One final matter needs to be disposed of. The evidence given in court shows that the defendant obtained over $4,000.00 from his employer by the same ruse used in this case. Our statute 4 provides that as a condition of probation a defendant “may be required to make restitution or reparation to the aggrieved party or parties for the actual damages or losses caused by the offense to which the defendant has pleaded guilty or for which conviction was had;
The defendant now asserts that a condition of probation which requires him to restore more than $563.80 or at most the $4,000.00 plus shown by the evidence is improper, and he urges us to remand with directions for the trial court to reduce the condition of probation to $563.80. Under no circumstances does he desire for us to remand this case for a new sentence.
The $4,000.00 plus shown by the exhibits to the court may not have been all of the thefts of the defendant. The statute permits the court to require restitution of an amount of the actual damages occasioned by the offense for which the defendant was found guilty. He was found guilty of theft, and while the specific charge involved only $563.80, the thefts from the employer were greatly in excess of that sum.5
*1244After the court received a probation report, he stated to the defendant:
. I will place you on probation on the following conditions:
1. That you make restitution in the sum of $15,170.00 and pay a fine in the sum of $5,000.00 and sign a probation agreement with the regular terms.
* * * * * *
Do you accept those terms of probation?
The defendant answered, “Yes.”
I presume the court acted properly. At any rate, the defendant’s lawyer says the defendant prefers the sentence to remain rather than permit the trial judge to reconsider the conditions of probation.

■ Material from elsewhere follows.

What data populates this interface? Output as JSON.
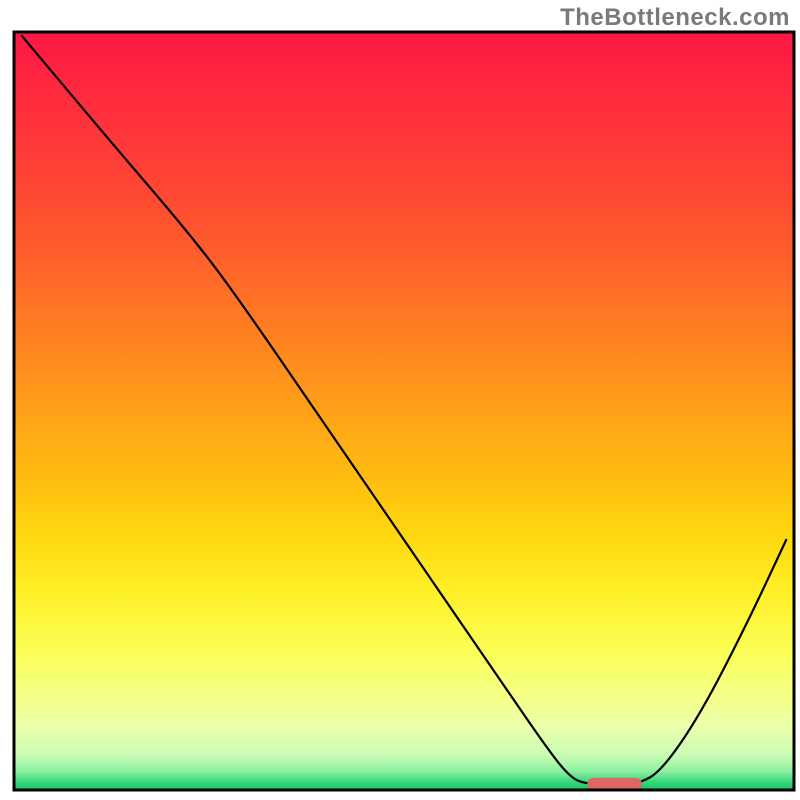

I see no error which would warrant us in reversing the trial court and in making a sentence of our own choosing.
The other assignment of error is without merit.
The judgment should be affirmed or at least remanded for a new sentence.
CROCKETT, J., concurs in the views expressed in the dissenting opinion by EL-LETT, T.. State v. Lopez, 22 Utah 2d 257, 451 P.2d 772 (1969).
. State v. Cazier, Utah 2d, 521 P.2d 554 (1974) ; State v. Schad, 24 Utah 2d 255, 470 P.2d 246 (1970) ; State v. Erwin, 101 Utah 365, 120 P.2d 285 (1941).
. Sec. 76-6-405, U.C.A.1953 as amended (1973 Pocket Supplement).
. Sec. 77-35-17, U.C.A.1953.
. The probation report shows that the insur-anee company paid §14,170, which was the amount of defalcation less §1,000 deductible.